3 min read Last Updated : Jan 31 2024 | 9:41 PM IST
The latest Corruption Perception Index (CPI), prepared by Transparency International, suggests that corruption in the public sector in India remained an issue in 2023, with India’s global ranking slipping to 93 out of 180 countries from 85 in 2022. The ranking represents relative standings; the country’s CPI score dropped to 39/100 from 40/100 (a higher score denoting a better record). The Transparency International commentary suggested that no significant conclusion could be drawn from this marginal change. The report identified the passage of the telecommunication law, which expands the state’s surveillance powers as a possible red signal. But a glimpse of India’s CPI score and ranking over a longer time period suggests that corruption is a genie that India is yet to defeat decisively.
Since 2012, India’s CPI score has been range-bound between the upper 30s and lower 40s. It registered its best performance in 2018 and 2019 at 41 in both years. This is, in fact, not a great deal different from China’s record, which has been similarly range-bound, with its latest score dropping to 42/100 from 45/100. In terms of ranking too, India mostly moved between the mid-70s and mid-80s, with the best performance in 2015 at 76, up from 85 the year before. To be sure, the veracity of these findings can be open to question since they are based on the subjective perceptions of businesspeople and experts. The CPI score, considered a more consequential metric than country rankings, draws on three data sources picked from 13 different corruption assessments collated by a variety of institutions including the World Bank and World Economic Forum. Perhaps the fact that India shares its rank with Kazakhstan and Lesotho needs to be treated with some caution. The CPI covers such metrics as bribery, officials using their public office for private gain, excessive red tape, the ability of the government to control corruption in the public sector, and so on. It specifically excludes, among other things, citizens’ direct experience of corruption, money laundering, tax fraud, illicit financial flows or informal economies and markets, since all of these are difficult to track.
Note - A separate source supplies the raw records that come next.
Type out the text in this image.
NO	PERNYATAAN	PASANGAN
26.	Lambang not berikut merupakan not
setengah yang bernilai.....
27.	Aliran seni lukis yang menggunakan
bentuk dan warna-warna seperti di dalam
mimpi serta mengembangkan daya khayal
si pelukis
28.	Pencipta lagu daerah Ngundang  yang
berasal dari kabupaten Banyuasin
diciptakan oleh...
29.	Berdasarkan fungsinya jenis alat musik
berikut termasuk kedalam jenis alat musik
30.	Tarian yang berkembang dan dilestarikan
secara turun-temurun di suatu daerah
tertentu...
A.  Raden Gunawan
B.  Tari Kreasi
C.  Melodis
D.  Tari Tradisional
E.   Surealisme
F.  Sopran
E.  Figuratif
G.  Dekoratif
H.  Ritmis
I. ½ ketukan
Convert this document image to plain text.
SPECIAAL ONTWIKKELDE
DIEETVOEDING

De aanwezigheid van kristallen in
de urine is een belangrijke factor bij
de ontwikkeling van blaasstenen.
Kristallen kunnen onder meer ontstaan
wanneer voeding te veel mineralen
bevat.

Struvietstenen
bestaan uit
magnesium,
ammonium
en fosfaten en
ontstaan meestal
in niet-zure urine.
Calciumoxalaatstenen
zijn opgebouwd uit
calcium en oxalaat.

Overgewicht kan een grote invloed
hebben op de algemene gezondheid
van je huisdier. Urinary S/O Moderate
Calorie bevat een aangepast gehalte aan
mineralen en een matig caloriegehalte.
Since these are fairly common elements in most developing economies, including India, it is possible that the CPI captures a partial picture of corruption in these countries.
India’s marginal elevation to the 40s in terms of CPI score since 2016 could be a reflection of key changes in public asset distribution policy from discretionary licensing, the source of the telecom and coal scandals that felled the United Progressive Alliance, to the auction format. The margin for public corruption may have narrowed also with the introduction of such institutional mechanisms as goods and services tax and insolvency law. But given the magnitude of government expenditure in the economy and the efforts to attract manufacturing investment through extensive production-linked incentive schemes, the real game changer would lie in reforming the judicial system. India has been a poor performer on this score. A quick and robust justice-delivery system by itself can become a big deterrent. In the World Justice Project Rule of Law index, one of the indices on which the CPI score is developed, India registers a score 0.49 (score range from 0 to 1, with 1 indicating the strongest adherence to the rule of law). This is roughly the same as Vietnam, India’s key competitor in China-plus-one investment.